There were no memories attached to it.

Unlike Brodie’s house. I’d been there many times. But he’d never been to my place.

That made me wonder, had that been me acting professionally, or did I do it to keep him at a distance?

Instead of sitting around asking questions I didn’t have answers to, I got my ass up off the couch.

The apartment was seven hundred square feet, small by most standards, but enough space for one person. My idea of decorating was to install my prized guitars on display throughout the living room. And photos of the bands I’d worked with and places I’d traveled to, pics of my family back in Montreal, and, of course, photos of Wayward Lane.

As I walked through the space, I realized just how many photos of the band—and Brodie in particular—lined the walls of my living room.

And my hallway.

And my bedroom.

There, on the wall directly across from my bed, sat a massive picture taken from Wayward Lane’s first international tour.

The stunning black and white photo was focused on Brodie at center stage, wearing only his kilt, his body drenched in sweat as he kneeled before the audience.

Brodie was kneeling before me.

Had I been jerking off to him all this time?

Holy shit, I was like a teenager with a poster of my celebrity crush.
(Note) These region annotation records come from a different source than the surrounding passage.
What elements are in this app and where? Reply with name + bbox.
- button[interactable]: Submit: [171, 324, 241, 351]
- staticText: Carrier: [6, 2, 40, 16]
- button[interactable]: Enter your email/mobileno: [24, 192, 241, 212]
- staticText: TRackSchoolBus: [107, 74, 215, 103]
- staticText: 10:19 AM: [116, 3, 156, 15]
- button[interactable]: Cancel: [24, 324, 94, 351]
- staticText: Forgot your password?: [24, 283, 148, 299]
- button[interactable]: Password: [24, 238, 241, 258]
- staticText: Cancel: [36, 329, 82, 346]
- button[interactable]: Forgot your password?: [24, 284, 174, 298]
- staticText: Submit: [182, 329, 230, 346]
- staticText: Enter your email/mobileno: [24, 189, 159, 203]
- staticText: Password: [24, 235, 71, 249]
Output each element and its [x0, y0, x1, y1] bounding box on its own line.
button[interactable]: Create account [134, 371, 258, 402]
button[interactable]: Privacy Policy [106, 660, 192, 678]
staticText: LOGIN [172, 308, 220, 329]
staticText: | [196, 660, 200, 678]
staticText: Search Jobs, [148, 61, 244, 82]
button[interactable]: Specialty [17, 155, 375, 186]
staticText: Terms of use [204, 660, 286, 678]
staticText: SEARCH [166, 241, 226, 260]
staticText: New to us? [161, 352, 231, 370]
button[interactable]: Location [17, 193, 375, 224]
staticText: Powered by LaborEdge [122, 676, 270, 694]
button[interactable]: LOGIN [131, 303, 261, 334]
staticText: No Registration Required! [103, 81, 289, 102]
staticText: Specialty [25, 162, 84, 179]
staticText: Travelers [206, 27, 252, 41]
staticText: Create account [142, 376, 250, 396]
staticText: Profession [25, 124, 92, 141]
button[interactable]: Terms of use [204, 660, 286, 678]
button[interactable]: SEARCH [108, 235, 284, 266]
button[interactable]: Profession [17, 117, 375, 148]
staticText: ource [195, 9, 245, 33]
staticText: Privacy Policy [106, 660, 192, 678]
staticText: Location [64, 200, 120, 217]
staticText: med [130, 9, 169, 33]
He’d tease me to no end if he were here right now.

How could I have been so dense about my interactions with him for so long?

As if we had a psychic connection, my phone pinged.

Brodie: I miss you already. I can’t wait until tomorrow.

Instead of replying to him, I took a photo of his photo and sent it to him with the caption “my place.”

Brodie: You’ve got a life-size picture of me in your condo? OMG that’s hot!

It’s not the only one.

Then I video-called him.

“If there was an award for being totally oblivious, I would win it,” I said when his gorgeous face popped up on screen.